Another hopeful sign: Earlier this week the CDC’s Advisory Committee on Immunization Practices released initial data from more than 55 million people who have received at least one dose of the Moderna and Pfizer vaccines. Of those, 30,494 were pregnant. The data, which was collected through the CDC’s V-Safe tracking program, showed no significant increase in risk of complications. Most negative outcomes fell within the normal rate for all pregnant people pre-pandemic.
“I hope we’re at an inflection point where we’re really going to ask the question, how do we protect pregnant women with research versus how do we protect pregnant women from research?” Dr. Eckert said. “In the past there was just this whole pendulum swing toward having to protect pregnant women and their fetuses from research, but now we’re realizing that is actually not smart, nor is it particularly ethical to take the decision away from pregnant women.”
We won’t see results from the Pfizer trial until 2023—the study will follow approximately 4,000 pregnant people starting as early as week 24 of their pregnancies, and also monitor their infants for about six months after birth. In the meantime, registries at the CDC and several sites around the country are collecting data on people who have been vaccinated during pregnancy and breastfeeding. Dr. Aagaard is interested to see specific data from these trials to show if the vaccines are as efficacious as they’re believed to be. “We may find out that if you’ve got the vaccine during pregnancy, maybe you need an extra booster shot when you’re no longer pregnant,” she said. “But the idea that we’re going to hold off getting this vaccine until we have safety data is not what’s going to happen. Because we would have to wait to vaccinate hundreds of millions of women until we answered that question.”
With more transmissible variants looming, that’s simply not an option. Baylor’s Hotez emphasizes the urgent need for clearer messaging from the US government, public health experts, and their own OBGYNs. Pregnant women, he said, “should not feel that they have to make that decision alone.”

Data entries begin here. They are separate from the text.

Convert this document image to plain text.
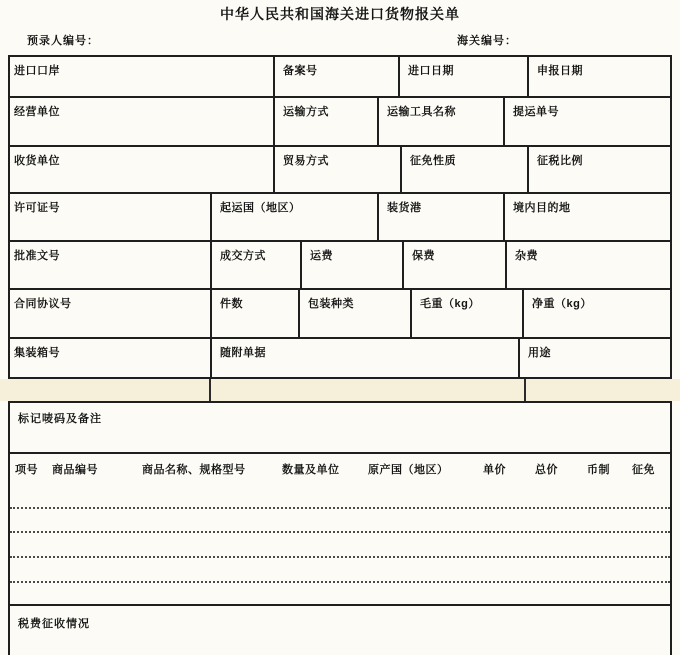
中华人民共和国海关进口货物报关单
预录人编号：	海关编号：
进口口岸	备案号	进口日期	申报日期
经营单位	运输方式	运输工具名称	提运单号
收货单位	贸易方式	征免性质	征税比例
许可证号	起运国（地区）	装货港	境内目的地
批准文号	成交方式	运费	保费	杂费
合同协议号	件数	包装种类	毛重（kg）	净重（kg）
集装箱号	随附单据	用途
标记唛码及备注
项号 商品编号	商品名称、规格型号	数量及单位	原产国（地区）	单价	总价	币制 征免
税费征收情况
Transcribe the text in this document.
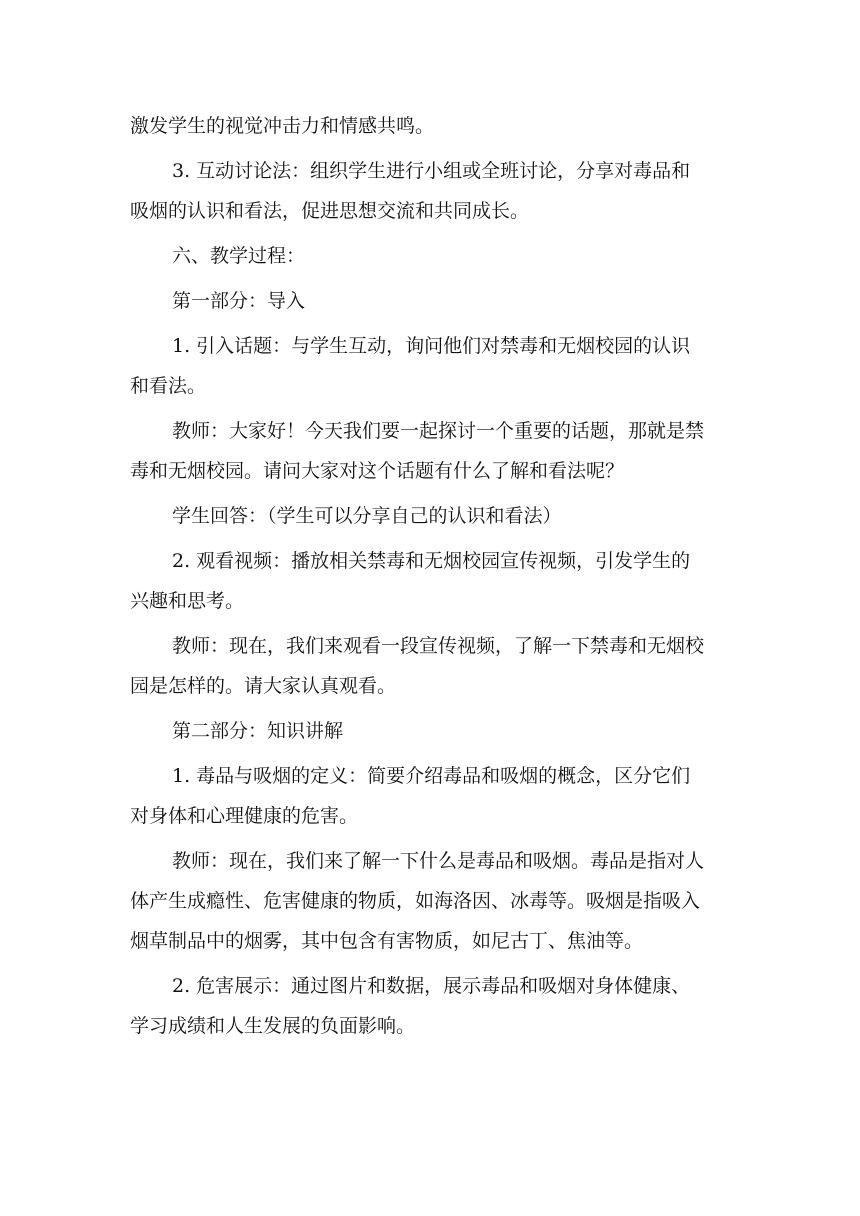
激发学生的视觉冲击力和情感共鸣。
3. 互动讨论法：组织学生进行小组或全班讨论，分享对毒品和
吸烟的认识和看法，促进思想交流和共同成长。
六、教学过程：
第一部分：导入
1. 引入话题：与学生互动，询问他们对禁毒和无烟校园的认识
和看法。
教师：大家好！今天我们要一起探讨一个重要的话题，那就是禁
毒和无烟校园。请问大家对这个话题有什么了解和看法呢？
学生回答：（学生可以分享自己的认识和看法）
2. 观看视频：播放相关禁毒和无烟校园宣传视频，引发学生的
兴趣和思考。
教师：现在，我们来观看一段宣传视频，了解一下禁毒和无烟校
园是怎样的。请大家认真观看。
第二部分：知识讲解
1. 毒品与吸烟的定义：简要介绍毒品和吸烟的概念，区分它们
对身体和心理健康的危害。
教师：现在，我们来了解一下什么是毒品和吸烟。毒品是指对人
体产生成瘾性、危害健康的物质，如海洛因、冰毒等。吸烟是指吸入
烟草制品中的烟雾，其中包含有害物质，如尼古丁、焦油等。
2. 危害展示：通过图片和数据，展示毒品和吸烟对身体健康、
学习成绩和人生发展的负面影响。
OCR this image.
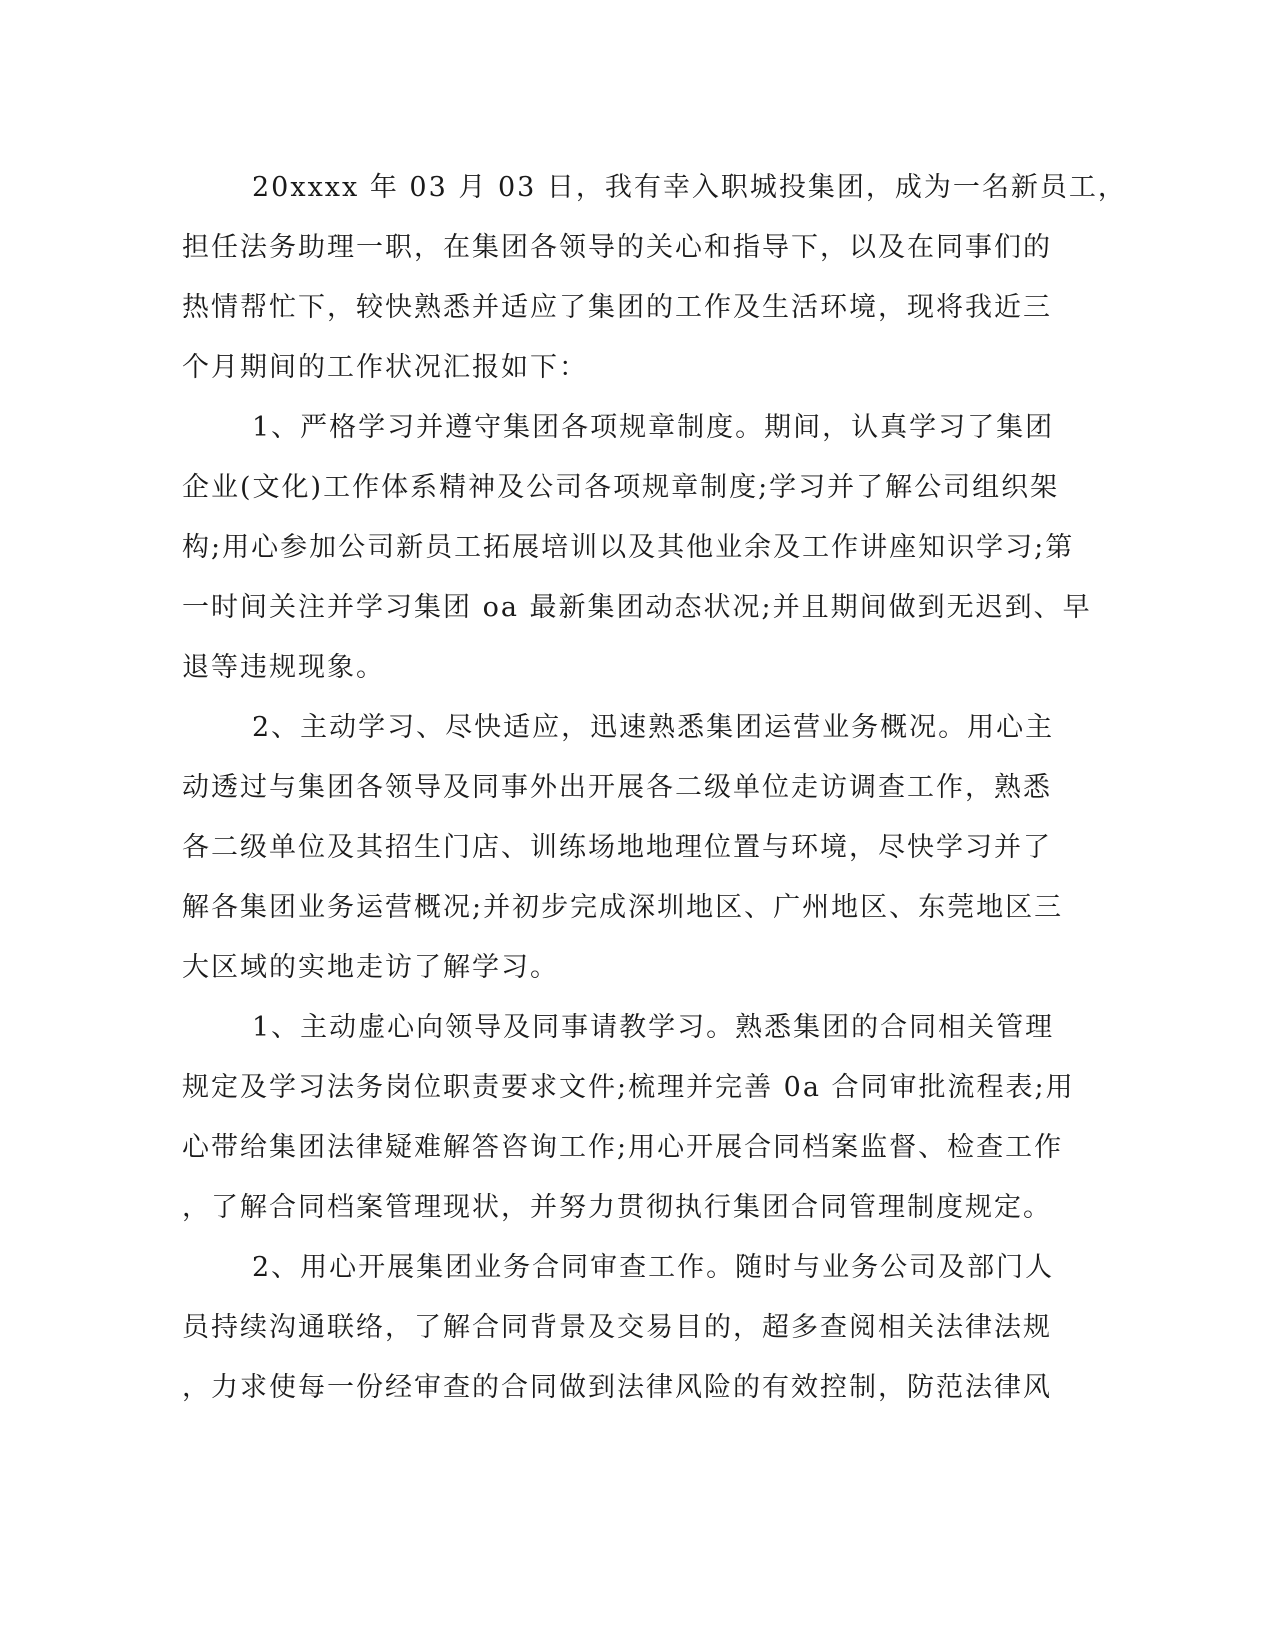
20xxxx 年 03 月 03 日，我有幸入职城投集团，成为一名新员工，
担任法务助理一职，在集团各领导的关心和指导下，以及在同事们的
热情帮忙下，较快熟悉并适应了集团的工作及生活环境，现将我近三
个月期间的工作状况汇报如下：
1、严格学习并遵守集团各项规章制度。期间，认真学习了集团
企业(文化)工作体系精神及公司各项规章制度;学习并了解公司组织架
构;用心参加公司新员工拓展培训以及其他业余及工作讲座知识学习;第
一时间关注并学习集团 oa 最新集团动态状况;并且期间做到无迟到、早
退等违规现象。
2、主动学习、尽快适应，迅速熟悉集团运营业务概况。用心主
动透过与集团各领导及同事外出开展各二级单位走访调查工作，熟悉
各二级单位及其招生门店、训练场地地理位置与环境，尽快学习并了
解各集团业务运营概况;并初步完成深圳地区、广州地区、东莞地区三
大区域的实地走访了解学习。
1、主动虚心向领导及同事请教学习。熟悉集团的合同相关管理
规定及学习法务岗位职责要求文件;梳理并完善 0a 合同审批流程表;用
心带给集团法律疑难解答咨询工作;用心开展合同档案监督、检查工作
，了解合同档案管理现状，并努力贯彻执行集团合同管理制度规定。
2、用心开展集团业务合同审查工作。随时与业务公司及部门人
员持续沟通联络，了解合同背景及交易目的，超多查阅相关法律法规
，力求使每一份经审查的合同做到法律风险的有效控制，防范法律风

In late January, Watt de Garcia, the high school teacher in Oregon, had the option to get vaccinated as appointments for teachers became available. So at home, she went online to read some of the links her doctor provided. After talking it over with her husband, she concluded that her risk of getting severely ill with COVID-19 would be greatly diminished by getting vaccinated. And at week 13 of her pregnancy, she received her first dose.
“In the end, only time will tell if I made the best decision,” Watt de Garcia said. “But for now, I am comfortable believing that I will be able to safely bring my future daughter into this world.”